To conclude this overview of industrial motors, we must also mention linear motors, synchronized asynchronous motors and stepper motors.


Linear motors

Their structure is identical to that of synchronous rotary motors: they consist of a stator (plate) and a rotor (forcer) which are in line. In general the plate moves along the forcer on a guide.
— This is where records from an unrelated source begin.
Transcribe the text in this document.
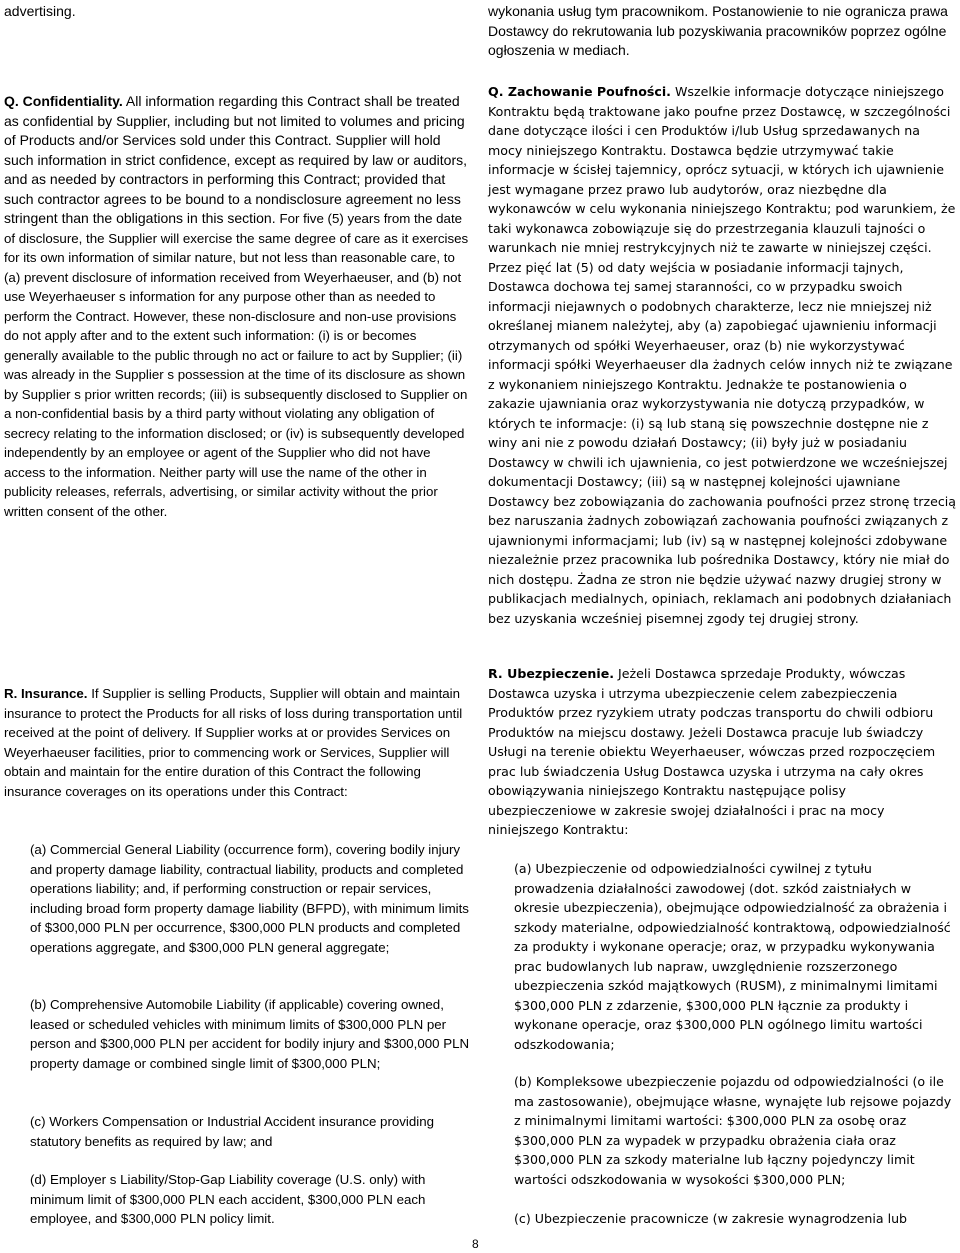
advertising.

Q. Confidentiality. All information regarding this Contract shall be treated as confidential by Supplier, including but not limited to volumes and pricing of Products and/or Services sold under this Contract. Supplier will hold such information in strict confidence, except as required by law or auditors, and as needed by contractors in performing this Contract; provided that such contractor agrees to be bound to a nondisclosure agreement no less stringent than the obligations in this section. For five (5) years from the date of disclosure, the Supplier will exercise the same degree of care as it exercises for its own information of similar nature, but not less than reasonable care, to (a) prevent disclosure of information received from Weyerhaeuser, and (b) not use Weyerhaeuser s information for any purpose other than as needed to perform the Contract. However, these non-disclosure and non-use provisions do not apply after and to the extent such information: (i) is or becomes generally available to the public through no act or failure to act by Supplier; (ii) was already in the Supplier s possession at the time of its disclosure as shown by Supplier s prior written records; (iii) is subsequently disclosed to Supplier on a non-confidential basis by a third party without violating any obligation of secrecy relating to the information disclosed; or (iv) is subsequently developed independently by an employee or agent of the Supplier who did not have access to the information. Neither party will use the name of the other in publicity releases, referrals, advertising, or similar activity without the prior written consent of the other.

R. Insurance. If Supplier is selling Products, Supplier will obtain and maintain insurance to protect the Products for all risks of loss during transportation until received at the point of delivery. If Supplier works at or provides Services on Weyerhaeuser facilities, prior to commencing work or Services, Supplier will obtain and maintain for the entire duration of this Contract the following insurance coverages on its operations under this Contract:

(a) Commercial General Liability (occurrence form), covering bodily injury and property damage liability, contractual liability, products and completed operations liability; and, if performing construction or repair services, including broad form property damage liability (BFPD), with minimum limits of $300,000 PLN per occurrence, $300,000 PLN products and completed operations aggregate, and $300,000 PLN general aggregate;

(b) Comprehensive Automobile Liability (if applicable) covering owned, leased or scheduled vehicles with minimum limits of $300,000 PLN per person and $300,000 PLN per accident for bodily injury and $300,000 PLN property damage or combined single limit of $300,000 PLN;

(c) Workers Compensation or Industrial Accident insurance providing statutory benefits as required by law; and

(d) Employer s Liability/Stop-Gap Liability coverage (U.S. only) with minimum limit of $300,000 PLN each accident, $300,000 PLN each employee, and $300,000 PLN policy limit.

wykonania usług tym pracownikom. Postanowienie to nie ogranicza prawa Dostawcy do rekrutowania lub pozyskiwania pracowników poprzez ogólne ogłoszenia w mediach.

Q. Zachowanie Poufności. Wszelkie informacje dotyczące niniejszego Kontraktu będą traktowane jako poufne przez Dostawcę, w szczególności dane dotyczące ilości i cen Produktów i/lub Usług sprzedawanych na mocy niniejszego Kontraktu. Dostawca będzie utrzymywać takie informacje w ścisłej tajemnicy, oprócz sytuacji, w których ich ujawnienie jest wymagane przez prawo lub audytorów, oraz niezbędne dla wykonawców w celu wykonania niniejszego Kontraktu; pod warunkiem, że taki wykonawca zobowiązuje się do przestrzegania klauzuli tajności o warunkach nie mniej restrykcyjnych niż te zawarte w niniejszej części. Przez pięć lat (5) od daty wejścia w posiadanie informacji tajnych, Dostawca dochowa tej samej staranności, co w przypadku swoich informacji niejawnych o podobnych charakterze, lecz nie mniejszej niż określanej mianem należytej, aby (a) zapobiegać ujawnieniu informacji otrzymanych od spółki Weyerhaeuser, oraz (b) nie wykorzystywać informacji spółki Weyerhaeuser dla żadnych celów innych niż te związane z wykonaniem niniejszego Kontraktu. Jednakże te postanowienia o zakazie ujawniania oraz wykorzystywania nie dotyczą przypadków, w których te informacje: (i) są lub staną się powszechnie dostępne nie z winy ani nie z powodu działań Dostawcy; (ii) były już w posiadaniu Dostawcy w chwili ich ujawnienia, co jest potwierdzone we wcześniejszej dokumentacji Dostawcy; (iii) są w następnej kolejności ujawniane Dostawcy bez zobowiązania do zachowania poufności przez stronę trzecią bez naruszania żadnych zobowiązań zachowania poufności związanych z ujawnionymi informacjami; lub (iv) są w następnej kolejności zdobywane niezależnie przez pracownika lub pośrednika Dostawcy, który nie miał do nich dostępu. Żadna ze stron nie będzie używać nazwy drugiej strony w publikacjach medialnych, opiniach, reklamach ani podobnych działaniach bez uzyskania wcześniej pisemnej zgody tej drugiej strony.

R. Ubezpieczenie. Jeżeli Dostawca sprzedaje Produkty, wówczas Dostawca uzyska i utrzyma ubezpieczenie celem zabezpieczenia Produktów przez ryzykiem utraty podczas transportu do chwili odbioru Produktów na miejscu dostawy. Jeżeli Dostawca pracuje lub świadczy Usługi na terenie obiektu Weyerhaeuser, wówczas przed rozpoczęciem prac lub świadczenia Usług Dostawca uzyska i utrzyma na cały okres obowiązywania niniejszego Kontraktu następujące polisy ubezpieczeniowe w zakresie swojej działalności i prac na mocy niniejszego Kontraktu:

(a) Ubezpieczenie od odpowiedzialności cywilnej z tytułu prowadzenia działalności zawodowej (dot. szkód zaistniałych w okresie ubezpieczenia), obejmujące odpowiedzialność za obrażenia i szkody materialne, odpowiedzialność kontraktową, odpowiedzialność za produkty i wykonane operacje; oraz, w przypadku wykonywania prac budowlanych lub napraw, uwzględnienie rozszerzonego ubezpieczenia szkód majątkowych (RUSM), z minimalnymi limitami $300,000 PLN z zdarzenie, $300,000 PLN łącznie za produkty i wykonane operacje, oraz $300,000 PLN ogólnego limitu wartości odszkodowania;

(b) Kompleksowe ubezpieczenie pojazdu od odpowiedzialności (o ile ma zastosowanie), obejmujące własne, wynajęte lub rejsowe pojazdy z minimalnymi limitami wartości: $300,000 PLN za osobę oraz $300,000 PLN za wypadek w przypadku obrażenia ciała oraz $300,000 PLN za szkody materialne lub łączny pojedynczy limit wartości odszkodowania w wysokości $300,000 PLN;

(c) Ubezpieczenie pracownicze (w zakresie wynagrodzenia lub

8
This type of motor does away with all intermediate kinematics for converting the movement, which means there is no play or mechanical wear on this drive.

Linear electric motors can drive a linear motion load without intermediate gears, screws, or crank shafts.

A linear synchronous motor (LSM) is a linear motor in which the mechanical motion is in synchronism with the magnetic field, i.e., the mechanical speed is the same as the speed of the traveling magnetic field (Figure 3).

Permanent magnet (PM) linear stepping motors
Figure 3 – Permanent magnet (PM) linear stepping motors

The thrust (propulsion force) can be generated as an action of:

  • Traveling magnetic field produced by a polyphase winding and an array of magnetic poles N, S,…,N, S or a variable reluctance ferromagnetic rail (LSMs with a.c. armature windings);
  • Magnetic field produced by electronically switched d.c. windings and an array of magnetic poles N, S,…,N, S or variable reluctance ferromagnetic rail (linear stepping or switched reluctance motors).
The part producing the traveling magnetic field is called the armature or forcer. The part that provides the d.c. magnetic flux or variable reluctance is called the field excitation system (if the excitation system exists) or salientpole rail, reaction rail, or variable reluctance platen. The terms primary and secondary should rather be avoided, as they are only justified for linear induction motors (LIM) or transformers.

The operation of an LSM does not depend on, which part is movable and which one is stationary.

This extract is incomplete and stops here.